Mini Caprese Appetizer Recipe
There’s nothing better than a delicious caprese salad to add a special dash of vibrancy to your palate. Between the freshness of the basil, the creaminess of the fresh mozzarella, and the sweet crunch of the tomato…it’s a perfect harmonious marriage of flavors. If you’ve read my other recipes, you know that I love doing tearing recipes apart, and find new and unique ways to make food fun & creative. Don’t get me wrong, I’m more than happy to slice up a big juicy tomato and then layer out my ingredients. This is just a super fun approach that is not only appealing on the eyes, but great for dinner parties and cocktail parties alike! It’s a great recipe, since it’s all an approach to clean eating, too. I hope you enjoy!
Mini Caprese Appetizers
- 1 carton of organic yellow grape tomatoes
- 7 - 8 large sized fresh basil leaves
- 1 block of organic mozzarella cheese
- EVOO (Extra Virgin Olive Oil)
- 1 cup Balsamic Vinegar
- 1/2 teaspoon of Organic Sugar
- In a small pot over a medium heat, add balsamic vinegar and organic sugar. Bring to small rolling boil until most of the liquid has reduced out of it. You will have approximately ⅓ of your original liquid left. Remove from heat and allow to cool to room temperature.

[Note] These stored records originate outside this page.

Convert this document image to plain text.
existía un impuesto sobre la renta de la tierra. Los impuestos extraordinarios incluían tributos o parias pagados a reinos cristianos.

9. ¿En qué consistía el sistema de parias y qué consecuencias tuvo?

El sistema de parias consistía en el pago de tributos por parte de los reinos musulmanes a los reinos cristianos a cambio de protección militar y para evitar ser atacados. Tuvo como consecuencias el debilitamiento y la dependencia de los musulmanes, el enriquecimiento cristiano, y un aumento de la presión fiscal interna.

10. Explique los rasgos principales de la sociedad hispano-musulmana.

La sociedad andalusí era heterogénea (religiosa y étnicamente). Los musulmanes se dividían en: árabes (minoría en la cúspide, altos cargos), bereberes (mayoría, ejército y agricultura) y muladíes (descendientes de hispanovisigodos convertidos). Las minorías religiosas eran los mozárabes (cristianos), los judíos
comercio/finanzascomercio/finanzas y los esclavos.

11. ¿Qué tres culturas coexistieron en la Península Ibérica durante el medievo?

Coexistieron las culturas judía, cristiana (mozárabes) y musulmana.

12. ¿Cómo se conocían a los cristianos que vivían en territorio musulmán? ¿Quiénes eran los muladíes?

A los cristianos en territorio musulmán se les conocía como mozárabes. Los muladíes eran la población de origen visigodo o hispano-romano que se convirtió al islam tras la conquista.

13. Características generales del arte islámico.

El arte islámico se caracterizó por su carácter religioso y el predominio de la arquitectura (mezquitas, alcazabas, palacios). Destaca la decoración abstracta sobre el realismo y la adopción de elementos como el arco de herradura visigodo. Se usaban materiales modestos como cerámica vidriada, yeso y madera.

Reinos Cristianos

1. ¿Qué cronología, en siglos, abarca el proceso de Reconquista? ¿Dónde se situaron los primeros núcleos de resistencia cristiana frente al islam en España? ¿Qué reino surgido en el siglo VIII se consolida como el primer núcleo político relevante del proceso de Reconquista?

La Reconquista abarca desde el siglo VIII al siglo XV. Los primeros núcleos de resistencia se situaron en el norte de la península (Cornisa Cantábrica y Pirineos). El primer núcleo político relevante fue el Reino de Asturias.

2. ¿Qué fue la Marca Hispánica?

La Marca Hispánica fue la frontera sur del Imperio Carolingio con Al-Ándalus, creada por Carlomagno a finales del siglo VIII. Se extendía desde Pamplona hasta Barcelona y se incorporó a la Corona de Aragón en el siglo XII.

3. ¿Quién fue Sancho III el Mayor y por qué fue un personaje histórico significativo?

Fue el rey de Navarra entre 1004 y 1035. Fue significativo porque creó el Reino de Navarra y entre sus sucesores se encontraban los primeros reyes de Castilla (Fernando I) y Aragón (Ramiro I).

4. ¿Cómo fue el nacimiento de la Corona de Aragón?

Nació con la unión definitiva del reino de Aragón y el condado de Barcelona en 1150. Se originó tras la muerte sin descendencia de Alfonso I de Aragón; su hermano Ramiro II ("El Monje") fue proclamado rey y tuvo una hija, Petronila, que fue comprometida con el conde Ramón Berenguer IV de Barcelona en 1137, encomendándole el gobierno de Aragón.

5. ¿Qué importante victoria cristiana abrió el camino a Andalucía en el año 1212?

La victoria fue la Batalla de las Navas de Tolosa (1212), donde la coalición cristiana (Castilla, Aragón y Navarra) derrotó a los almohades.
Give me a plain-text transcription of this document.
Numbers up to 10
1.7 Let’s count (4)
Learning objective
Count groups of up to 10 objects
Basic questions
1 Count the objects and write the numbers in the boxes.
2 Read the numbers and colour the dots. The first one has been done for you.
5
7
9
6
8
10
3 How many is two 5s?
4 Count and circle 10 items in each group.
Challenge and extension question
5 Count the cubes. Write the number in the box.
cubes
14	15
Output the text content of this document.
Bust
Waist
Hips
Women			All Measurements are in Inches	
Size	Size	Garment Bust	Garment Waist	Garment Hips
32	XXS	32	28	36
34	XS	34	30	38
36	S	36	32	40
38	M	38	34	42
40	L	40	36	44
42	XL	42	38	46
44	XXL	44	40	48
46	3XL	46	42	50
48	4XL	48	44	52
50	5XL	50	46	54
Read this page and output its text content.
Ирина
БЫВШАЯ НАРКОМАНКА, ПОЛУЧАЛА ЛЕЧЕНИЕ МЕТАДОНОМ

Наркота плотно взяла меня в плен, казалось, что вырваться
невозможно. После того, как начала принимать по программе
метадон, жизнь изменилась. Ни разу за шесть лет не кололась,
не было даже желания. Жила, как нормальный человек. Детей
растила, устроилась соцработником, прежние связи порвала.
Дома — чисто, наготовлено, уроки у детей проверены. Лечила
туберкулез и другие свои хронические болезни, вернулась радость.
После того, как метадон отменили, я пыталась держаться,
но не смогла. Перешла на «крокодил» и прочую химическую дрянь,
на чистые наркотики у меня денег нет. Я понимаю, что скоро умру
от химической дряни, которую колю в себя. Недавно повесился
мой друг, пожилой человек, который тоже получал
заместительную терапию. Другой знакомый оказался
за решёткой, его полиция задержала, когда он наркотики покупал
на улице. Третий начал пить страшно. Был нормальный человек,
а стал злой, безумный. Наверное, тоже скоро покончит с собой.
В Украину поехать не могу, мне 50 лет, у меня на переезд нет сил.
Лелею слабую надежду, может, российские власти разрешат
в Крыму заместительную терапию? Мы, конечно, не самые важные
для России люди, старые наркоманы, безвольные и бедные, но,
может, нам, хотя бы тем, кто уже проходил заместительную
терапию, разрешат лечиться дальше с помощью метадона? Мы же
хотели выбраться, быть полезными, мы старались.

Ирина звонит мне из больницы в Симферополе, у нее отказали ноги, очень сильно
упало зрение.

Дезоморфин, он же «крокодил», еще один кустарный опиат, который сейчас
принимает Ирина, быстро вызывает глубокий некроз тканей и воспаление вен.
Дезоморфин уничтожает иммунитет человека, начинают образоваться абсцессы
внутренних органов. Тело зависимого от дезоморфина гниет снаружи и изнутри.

- With a paring knife, cut off tops of tomatoes and slight hollow out the middle.
- Cut slices of mozzarella, and then make long strips of them. In the end, you want rectangular shaped pieces.
- With a sharp knife, cut thin slices of basil from the leaves. I don't recommend using the stem in this appetizer. On a side note: I found it best to cut the leaves vertically along the sides of the stem.
- Wrap each piece of mozzarella with a thin strip of basil and light push it into the tomato
- Place on plate (or toothpicks) and drizzle EVOO and your balsamic vinegar reduction across.